An important criterion for successful modeling is a suitable sampling rate during measurement. Since there is typically a tendency to sample at a rate that is too high, ASCMO-DYNAMIC includes the option to reduce the amount of data through downsampling. This increases the model quality and at the same time shortens the time needed for model training
The main function of modeling in ASCMO-DYNAMIC is to enable accurate, straightforward, and robust prediction of the dynamic/transient system behavior. The tool makes it easier for less experienced users to use the advanced modeling methods required for this, but at the same time it gives experts the freedom to adjust the model parameters with a high degree of flexibility. In ASCMO-DYNAMIC, the modeling is based on Gaussian process models. This consists of a statistical learning method using measurement data based on Gaussian processes that has already proven its worth many times. With this, the specific mathematical function that best represents the real system behavior is determined automatically.
Further advantages of Gaussian process models:
- Measurement noise is taken into account, so overfitting can be avoided
- Robustness against measurement outliers
- Locally resolved model variance gives the user a measure of the reliability of the model prediction
When modeling dynamic system behavior, it is necessary to consider not only the current point in time but also the past time steps. Various modeling methods are available for this purpose. To use the Gaussian process models, a structure is employed in which time steps from the past are fed into the model as additional inputs. The past time steps required for this are determined automatically by ASCMO-DYNAMIC.
For special tasks, additional model types from the class of recurrent neural networks (RNN) are offered alongside the Gaussian process models. The RNN cell type LSTM (long short-term memory) is, for example, well suited for problems with influences that extend far back into the past.

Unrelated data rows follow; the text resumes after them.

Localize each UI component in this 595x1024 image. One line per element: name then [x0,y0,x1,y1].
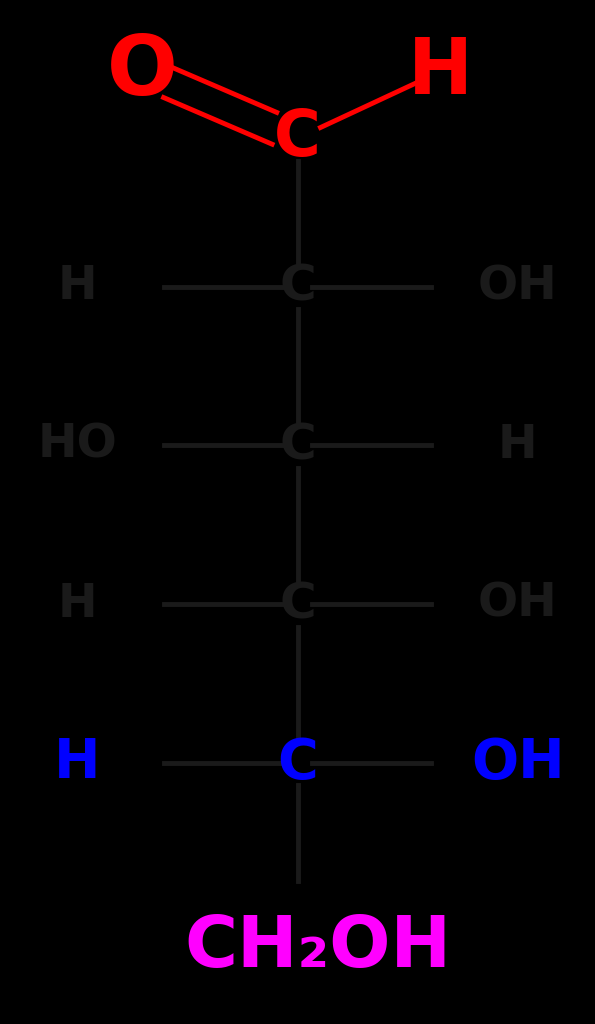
Text: OH: OH [478,264,558,309]
Text: C: C [279,263,316,310]
Text: H: H [58,582,97,627]
Text: C: C [277,736,318,790]
Text: C: C [274,108,321,169]
Text: H: H [408,34,473,110]
Text: CH₂OH: CH₂OH [185,912,452,982]
Text: OH: OH [471,736,565,790]
Text: C: C [279,581,316,628]
Text: H: H [498,423,537,468]
Text: C: C [279,422,316,469]
Text: O: O [107,31,178,113]
Text: H: H [54,736,101,790]
Text: OH: OH [478,582,558,627]
Text: H: H [58,264,97,309]
Text: HO: HO [37,423,117,468]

Experienced users can activate expert mode, which gives them access to all the model options and parameters and thus allows them to make specific adjustments when needed that have an influence on the model training. The model quality is indicated by easy-to-understand charts and key figures.

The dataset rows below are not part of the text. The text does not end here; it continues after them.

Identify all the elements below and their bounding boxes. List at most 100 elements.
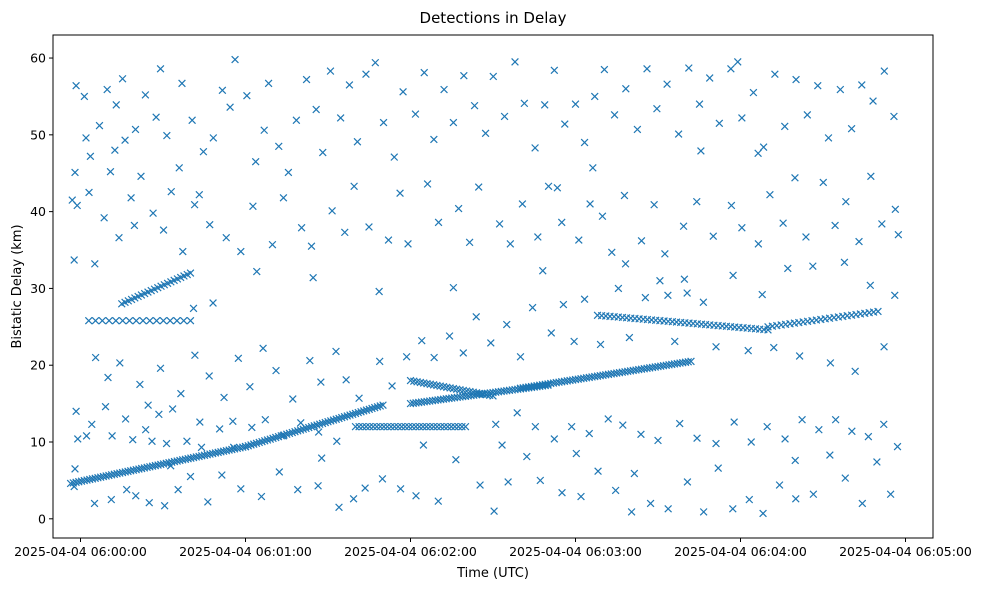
data-point	[664, 504, 672, 513]
data-point	[365, 422, 374, 431]
data-point	[149, 209, 157, 217]
data-point	[337, 413, 346, 422]
data-point	[71, 168, 79, 177]
data-point	[209, 134, 218, 142]
data-point	[783, 264, 792, 273]
data-point	[167, 187, 176, 196]
y-axis: 0 10 20 30 40 50 60	[30, 51, 53, 526]
data-point	[249, 440, 258, 448]
data-point	[802, 233, 810, 241]
data-point	[614, 284, 623, 293]
x-axis: 2025-04-04 06:00:00 2025-04-04 06:01:00 20…	[14, 538, 972, 559]
data-point	[162, 439, 171, 448]
data-point	[80, 92, 89, 101]
data-point	[355, 422, 363, 431]
data-point	[791, 456, 800, 465]
data-point	[328, 207, 336, 215]
data-point	[260, 126, 269, 135]
data-point	[302, 75, 311, 84]
data-point	[204, 498, 212, 506]
data-point	[401, 422, 410, 431]
data-point	[600, 65, 609, 74]
data-point	[85, 188, 93, 197]
data-point	[186, 316, 195, 325]
data-point	[792, 75, 800, 84]
data-point	[459, 349, 468, 357]
data-point	[461, 422, 470, 431]
x-axis-label: Time (UTC)	[456, 566, 529, 581]
data-point	[803, 111, 812, 119]
x-tick-label: 2025-04-04 06:01:00	[179, 544, 312, 559]
data-point	[387, 422, 395, 431]
data-point	[571, 100, 580, 108]
data-point	[365, 223, 373, 231]
data-point	[156, 364, 165, 373]
data-point	[275, 468, 284, 476]
data-point	[511, 58, 519, 66]
data-point	[769, 343, 778, 352]
data-point	[321, 418, 330, 427]
data-point	[209, 299, 217, 307]
data-point	[186, 472, 195, 481]
data-point	[733, 58, 742, 66]
data-point	[277, 432, 286, 440]
data-point	[345, 81, 354, 89]
data-point	[168, 405, 177, 413]
data-point	[166, 316, 174, 325]
data-point	[152, 316, 161, 325]
data-point	[302, 424, 310, 433]
data-point	[296, 426, 305, 434]
data-point	[402, 352, 411, 361]
data-point	[758, 290, 767, 299]
data-point	[310, 422, 319, 430]
data-point	[447, 422, 456, 431]
data-point	[518, 200, 527, 208]
data-point	[144, 401, 152, 409]
data-point	[145, 498, 154, 507]
data-point	[570, 337, 578, 346]
data-point	[136, 380, 144, 389]
data-point	[183, 437, 191, 446]
y-axis-label: Bistatic Delay (km)	[10, 224, 25, 348]
data-point	[472, 313, 481, 321]
data-point	[116, 359, 124, 367]
data-point	[396, 189, 404, 198]
data-point	[121, 136, 129, 145]
data-point	[430, 135, 438, 144]
data-point	[351, 409, 360, 418]
data-point	[523, 452, 531, 461]
data-point	[520, 99, 529, 108]
data-point	[384, 236, 393, 244]
data-point	[70, 256, 78, 264]
data-point	[745, 495, 754, 504]
data-point	[313, 421, 321, 429]
data-point	[795, 352, 804, 360]
data-point	[680, 275, 689, 284]
data-point	[314, 428, 323, 436]
data-point	[397, 422, 406, 431]
data-point	[574, 236, 583, 244]
data-point	[633, 125, 642, 134]
data-point	[351, 422, 360, 431]
data-point	[538, 266, 547, 275]
data-point	[205, 372, 214, 380]
data-point	[436, 422, 445, 431]
data-point	[72, 407, 80, 416]
data-point	[255, 438, 264, 447]
data-point	[491, 420, 500, 429]
data-point	[71, 465, 79, 473]
data-point	[819, 178, 828, 187]
data-point	[131, 125, 140, 134]
data-point	[779, 219, 787, 227]
data-point	[411, 110, 420, 118]
data-point	[118, 74, 127, 83]
data-point	[196, 418, 204, 426]
data-point	[559, 300, 568, 309]
data-point	[292, 116, 301, 125]
x-tick-label: 2025-04-04 06:04:00	[674, 544, 807, 559]
data-point	[390, 422, 399, 431]
data-point	[159, 316, 168, 325]
data-point	[873, 458, 881, 466]
data-point	[630, 469, 639, 478]
data-point	[692, 197, 701, 206]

All models can also be exported in different formats and used freely outside ASCMO as a so-called plant model. Common examples of possible formats are Simulink, C‑Code, and FMU/FMI.

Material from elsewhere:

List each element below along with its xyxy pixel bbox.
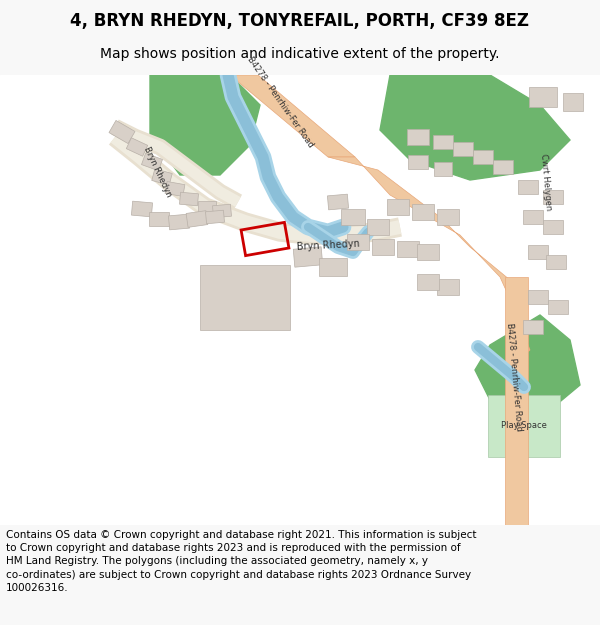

A special format is available for creating an export for use on the Bosch AMU (Advanced Modeling Unit hardware accelerator). The AMU is a special module on the Bosch MDG1 ECU and is used for evaluating the ASCMO model stored on it in volume-production vehicles.
In ASCMO-DYNAMIC, the models can be used as a virtual measuring instrument. An example of this is the prediction of emissions over a complete driving cycle based on time series for the input variables. For all the desired parameter combinations of input variables, the model will then calculate the corresponding output variables. Just like real measurements (e.g. from the engine test bench), this artificial measurement data can be used, analyzed graphically, and exported as a CSV file for further processing in Excel.
ASCMO-DYNAMIC is open and flexible. The tool supports all relevant data formats that are used, for example, on the test bench and in calibration. ASCMO-DYNAMIC can export the created models in various formats for use in other environments. Using the MATLAB® interface, the user can easily integrate customer-specific functions and models, automate operations with scripting, or incorporate a test bench automation.